This differential modifies utility function that creates content session to create both content and notif sessions idempotently
Details
- Apply this stash: https://gist.github.com/marcinwasowicz/047b0f1b00079562b2547ebe3a8c18ad. This stash does some of the work https://linear.app/comm/project/send-encrypted-notification-from-the-client-to-the-tunnelbroker-03fc019ed3ee/issues is supposed to do. Message reducer is modified to return MessageData array and db-ops-handler greedily consumes MessageData array to create and send encrypted notifications through TB.
- Send text message from a client (any platform).
- Ensure that the first time you send message there are logs indicating that session are created with particular device ids (thread members device ids).
- Ensure that each time you see in the console logged payloads of encrypted notifications. Examine payloads. Ensure that they match relevant flow types. No notification will be displayed on the receiving client since they can't decrypt the notif yet.
Diff Detail
- Repository
- rCOMM Comm
- Lint
Lint Not Applicable - Unit
Tests Not Applicable
Event Timeline
I am afraid that there is a vulnerability in this diff. Basically it is possible that two createOlmSessionWithPeer promises will execute concurrently. This might lead to corrupted state. In order to mitigate that I think it is best expose this method as a context. The context would internally keep a map like [(userID, deviceID)] : Promise mapping from particular deviceID and userID to currently executing promise (if any).
Sounds like something that should be fixed.
lib/utils/crypto-utils.js | ||
---|---|---|
161–171 ↗ | (On Diff #42043) | It is possible that hasNotifsSession is true here - should we create the notifs session regardless? |
lib/utils/crypto-utils.js | ||
---|---|---|
161–171 ↗ | (On Diff #42043) | Perhaps I am missing something but I think that if we reach these lines then we are in the case that there are neither notifs nor content session. If statement at liner 126 should guarantee this |
lib/utils/crypto-utils.js | ||
---|---|---|
161–171 ↗ | (On Diff #42043) | If hasContentSession = false and hasNotifsSession = true, then we won't enter the if at 126 line.
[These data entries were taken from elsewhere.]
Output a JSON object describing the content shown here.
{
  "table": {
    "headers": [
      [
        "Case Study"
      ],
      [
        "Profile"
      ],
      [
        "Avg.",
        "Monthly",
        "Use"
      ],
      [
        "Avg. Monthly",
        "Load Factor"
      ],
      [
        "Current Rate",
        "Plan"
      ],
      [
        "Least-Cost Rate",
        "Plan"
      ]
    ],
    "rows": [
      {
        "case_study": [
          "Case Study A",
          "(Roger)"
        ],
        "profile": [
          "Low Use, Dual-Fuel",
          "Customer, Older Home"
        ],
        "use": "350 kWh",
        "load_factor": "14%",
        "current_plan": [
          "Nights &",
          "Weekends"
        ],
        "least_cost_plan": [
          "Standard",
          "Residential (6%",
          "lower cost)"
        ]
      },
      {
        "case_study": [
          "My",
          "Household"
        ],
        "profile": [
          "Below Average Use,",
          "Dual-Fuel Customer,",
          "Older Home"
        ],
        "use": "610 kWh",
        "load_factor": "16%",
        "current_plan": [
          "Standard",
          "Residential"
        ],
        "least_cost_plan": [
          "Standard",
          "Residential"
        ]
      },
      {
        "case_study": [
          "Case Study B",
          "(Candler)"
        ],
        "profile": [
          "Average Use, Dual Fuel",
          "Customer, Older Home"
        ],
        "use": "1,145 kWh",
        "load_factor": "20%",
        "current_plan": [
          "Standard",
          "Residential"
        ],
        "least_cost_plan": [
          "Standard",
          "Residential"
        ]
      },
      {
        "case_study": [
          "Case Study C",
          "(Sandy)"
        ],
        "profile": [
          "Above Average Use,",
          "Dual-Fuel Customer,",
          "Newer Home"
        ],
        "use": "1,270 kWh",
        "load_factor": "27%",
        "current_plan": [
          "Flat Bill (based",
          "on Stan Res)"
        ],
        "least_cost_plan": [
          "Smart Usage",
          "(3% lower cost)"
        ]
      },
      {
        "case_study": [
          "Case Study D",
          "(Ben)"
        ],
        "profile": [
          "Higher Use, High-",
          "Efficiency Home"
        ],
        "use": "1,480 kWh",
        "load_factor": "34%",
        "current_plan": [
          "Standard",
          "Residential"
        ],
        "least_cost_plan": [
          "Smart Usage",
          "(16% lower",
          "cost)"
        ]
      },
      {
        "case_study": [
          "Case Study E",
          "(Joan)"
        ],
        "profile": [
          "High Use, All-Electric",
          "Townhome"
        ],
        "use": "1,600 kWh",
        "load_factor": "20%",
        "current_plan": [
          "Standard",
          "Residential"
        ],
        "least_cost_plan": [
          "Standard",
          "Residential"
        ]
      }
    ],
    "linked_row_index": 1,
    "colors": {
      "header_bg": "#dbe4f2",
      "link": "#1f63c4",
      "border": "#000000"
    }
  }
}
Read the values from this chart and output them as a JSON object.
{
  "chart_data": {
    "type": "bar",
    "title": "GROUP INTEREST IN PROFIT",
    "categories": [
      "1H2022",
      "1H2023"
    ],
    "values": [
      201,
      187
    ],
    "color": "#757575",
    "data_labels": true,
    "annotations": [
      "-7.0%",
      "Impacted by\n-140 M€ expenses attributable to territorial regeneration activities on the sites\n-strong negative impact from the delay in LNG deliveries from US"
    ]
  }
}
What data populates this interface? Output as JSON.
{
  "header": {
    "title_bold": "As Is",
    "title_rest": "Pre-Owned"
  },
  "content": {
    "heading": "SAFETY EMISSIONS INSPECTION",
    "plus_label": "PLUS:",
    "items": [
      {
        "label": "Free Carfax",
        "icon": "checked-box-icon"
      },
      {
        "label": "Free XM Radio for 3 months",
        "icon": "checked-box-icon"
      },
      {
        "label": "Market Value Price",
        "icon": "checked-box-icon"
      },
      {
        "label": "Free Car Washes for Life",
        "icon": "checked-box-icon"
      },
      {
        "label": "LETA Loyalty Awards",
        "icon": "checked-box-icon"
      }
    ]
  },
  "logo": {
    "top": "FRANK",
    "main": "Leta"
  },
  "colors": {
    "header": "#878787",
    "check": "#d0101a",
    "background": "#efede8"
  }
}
We also won't enter the if at 152. So it seems possible to reach this code with the session present. |
This diff looks confusing to me. We're introducing a new context PeerOlmSessionCreatorContext but it doesn't look like we're using it.
lib/components/peer-olm-session-creator-provider.react.js | ||
---|---|---|
35–38 ↗ | (On Diff #42348) | This looks fragile. We have a function that accepts two parameters but keep promises in an object indexed by only one of them. What if someone calls this method twice with the same deviceID and with different userIDs? We can solve this issue in two ways: 1. we can index by two properties, or 2. we can remove userID parameter and get it from e.g. a selector. Not sure which is better, but in the second solution we should probably also clear the runningPromises ref. Or maybe, userID here means the ID of a user possessing a device with deviceID. If that's correct, we're fine with the current solution. |
- Use query to check notifications session for multiple devices at once and initilize crypto account in send utils instead of each time before encryption. it is huge performance improvement.
- Fix context cycle
@marcin can you please respond to this? What is the point of this new PeerOlmSessionCreatorContext? Please explain things like this in diff descriptions, and please make sure you always document any offline discussions in response to diff comments on that diff.
@marcin can you please respond to this?
I responded by replacing usages of createOlmSessionWithPeer with context usages.
What is the point of this new PeerOlmSessionCreatorContext?
Everything was explained here and reviewers were aware of this.
Please explain things like this in diff descriptions, and please make sure you always document any offline discussions in response to diff comments on that diff.
There was no undocumented offline discussion regarding this diff.
Thanks @marcin! Can you link the diff where the context is used? Appreciate your explanation above!